Norway has become the first country in the world to sell more electric vehicles (EV) than petrol, hybrid, and diesel engines, figures from 2020 show. The achievement is part of a long-term government scheme to lead the EV revolution, giving tax breaks and financial incentives to encourage the purchase of more sustainable vehicles.
Electric vehicles accounted for 54.3% of new car sales in 2020, up from 42% in 2019, according to figures published by the Norwegian Road Federation (OFV). Meanwhile, vehicles with diesel-only engines have fallen from a peak of 75.7% of the Norwegian vehicle market in 2011 to just 8.6% last year.
Carmakers have had plenty of reasons to celebrate. Volkswagen’s luxury brand Audi was the market leader in 2020, according to OFV’s report, selling 9,227 of its e-tron vehicles in the country. Tesla’s Model 3, the 2019 leader, was pushed into second place with 7,770 sales. Volkswagen’s ID.3, a compact electric car, ranked third with 7,754 cars sold.
Øyvind Thorsen, the chief executive of OFV, said that with these numbers the country is well-positioned for its 2025 target to ban the sale of petrol and diesel cars. EV’s would surpass 65% of the Norwegian market in 2021, according to a forecast by the country’s EV Association, which anticipates that sales will continue to grow.
More models are expected to be brought onto the Norwegian market later this year, helping sales move forward even more. Tesla’s mid-sized sports utility vehicle, the Model Y, will arrive in Norway over the next few months, as will the first electric SUVs from Ford, BMW, and Volkswagen, according to OFV’s report. In other words, the surge of electric cars shows no signs of slowing down.
Although unit sales are higher in China and the US, Norway is usually described as the poster child of the EV revolution. That’s because there are more EVs on Norwegian roads as a proportion of total vehicles than anywhere else in the world. It’s all about an electric transformation in this small country with just five million people, which owes much of its status to oil.
Nowadays though, almost all of Norway’s domestic energy comes from hydropower. This means that a switch to EVs is a much greener equation than for countries that rely on fossil fuels for their electricity. To make the switch, the government has been investing a lot since 1990 in charging infrastructure and financial incentives.
The government gave plenty of incentives to EV owners such as lowering road tax, removing charges for toll roads and public ferries, and offering free parking in municipal car parks. The sales tax was also removed from new EV purchases in 2001 and drivers were allowed to use bus lanes from 2005 onwards.
But it’s not just about cars, as Norway wants to revolutionize other ways of transportation. Scandinavian Airlines is working with Airbus on hybrid research and Avinor, the state-owned operator of the country’s airports, said it wants to use electric-powered aircraft on short-haul flights by 2030. The country also is a world leader in the transition to battery technology for shipping.

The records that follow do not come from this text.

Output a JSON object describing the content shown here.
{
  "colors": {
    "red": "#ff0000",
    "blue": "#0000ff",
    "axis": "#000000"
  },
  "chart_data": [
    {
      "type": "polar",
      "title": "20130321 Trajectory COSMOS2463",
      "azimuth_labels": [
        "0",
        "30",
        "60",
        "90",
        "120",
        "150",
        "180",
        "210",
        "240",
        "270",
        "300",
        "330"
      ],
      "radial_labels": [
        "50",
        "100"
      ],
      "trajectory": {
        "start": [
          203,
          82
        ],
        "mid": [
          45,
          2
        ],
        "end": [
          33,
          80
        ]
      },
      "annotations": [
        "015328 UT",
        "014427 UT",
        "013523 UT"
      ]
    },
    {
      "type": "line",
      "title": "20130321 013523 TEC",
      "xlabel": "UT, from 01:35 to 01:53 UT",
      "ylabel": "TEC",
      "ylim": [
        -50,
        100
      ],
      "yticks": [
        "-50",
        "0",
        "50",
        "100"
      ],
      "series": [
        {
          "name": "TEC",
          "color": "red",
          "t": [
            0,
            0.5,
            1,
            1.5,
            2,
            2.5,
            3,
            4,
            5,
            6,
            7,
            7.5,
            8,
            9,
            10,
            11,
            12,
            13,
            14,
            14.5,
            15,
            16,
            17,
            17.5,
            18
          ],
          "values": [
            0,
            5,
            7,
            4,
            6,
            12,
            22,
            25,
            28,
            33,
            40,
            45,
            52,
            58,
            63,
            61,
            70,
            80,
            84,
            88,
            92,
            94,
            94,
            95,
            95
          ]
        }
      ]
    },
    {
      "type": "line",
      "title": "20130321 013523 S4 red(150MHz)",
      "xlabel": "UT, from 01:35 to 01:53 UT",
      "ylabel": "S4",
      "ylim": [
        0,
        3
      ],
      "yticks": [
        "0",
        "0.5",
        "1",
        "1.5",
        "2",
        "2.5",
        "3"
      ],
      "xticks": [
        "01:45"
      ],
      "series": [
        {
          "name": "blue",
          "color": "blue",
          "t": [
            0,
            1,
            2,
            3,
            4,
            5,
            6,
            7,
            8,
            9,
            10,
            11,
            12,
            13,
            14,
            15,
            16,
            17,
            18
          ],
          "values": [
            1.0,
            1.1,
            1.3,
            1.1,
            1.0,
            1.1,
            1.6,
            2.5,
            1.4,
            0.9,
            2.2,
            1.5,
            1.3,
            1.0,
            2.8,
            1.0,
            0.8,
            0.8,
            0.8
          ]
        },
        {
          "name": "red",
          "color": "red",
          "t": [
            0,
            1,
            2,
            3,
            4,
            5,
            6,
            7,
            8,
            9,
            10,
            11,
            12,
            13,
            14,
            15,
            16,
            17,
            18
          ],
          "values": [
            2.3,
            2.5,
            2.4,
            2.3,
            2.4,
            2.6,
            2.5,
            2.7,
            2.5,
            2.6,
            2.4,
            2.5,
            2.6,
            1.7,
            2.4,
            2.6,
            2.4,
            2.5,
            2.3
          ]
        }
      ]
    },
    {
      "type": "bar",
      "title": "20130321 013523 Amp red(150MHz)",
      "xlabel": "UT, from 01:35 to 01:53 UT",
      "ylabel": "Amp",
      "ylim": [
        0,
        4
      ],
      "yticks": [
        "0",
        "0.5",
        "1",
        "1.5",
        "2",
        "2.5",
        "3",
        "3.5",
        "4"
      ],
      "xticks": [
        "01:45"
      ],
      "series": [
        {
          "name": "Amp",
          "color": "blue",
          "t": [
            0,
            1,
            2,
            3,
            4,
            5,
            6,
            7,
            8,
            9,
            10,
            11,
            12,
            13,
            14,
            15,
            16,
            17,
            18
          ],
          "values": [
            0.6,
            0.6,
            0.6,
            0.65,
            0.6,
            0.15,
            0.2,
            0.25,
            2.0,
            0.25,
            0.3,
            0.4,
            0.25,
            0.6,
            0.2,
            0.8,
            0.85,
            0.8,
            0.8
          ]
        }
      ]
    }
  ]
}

Norwegian Prime Minister Erna Solberg spoke last year on the importance of electrification. “For most countries, the first phase of the green shift is the transition from coal to renewables. Thanks to our waterfalls, Norway has already entered the next phase: How can we use our clean energy to electrify other sectors? We need to replace the fossil fuels used in other sectors,” she said.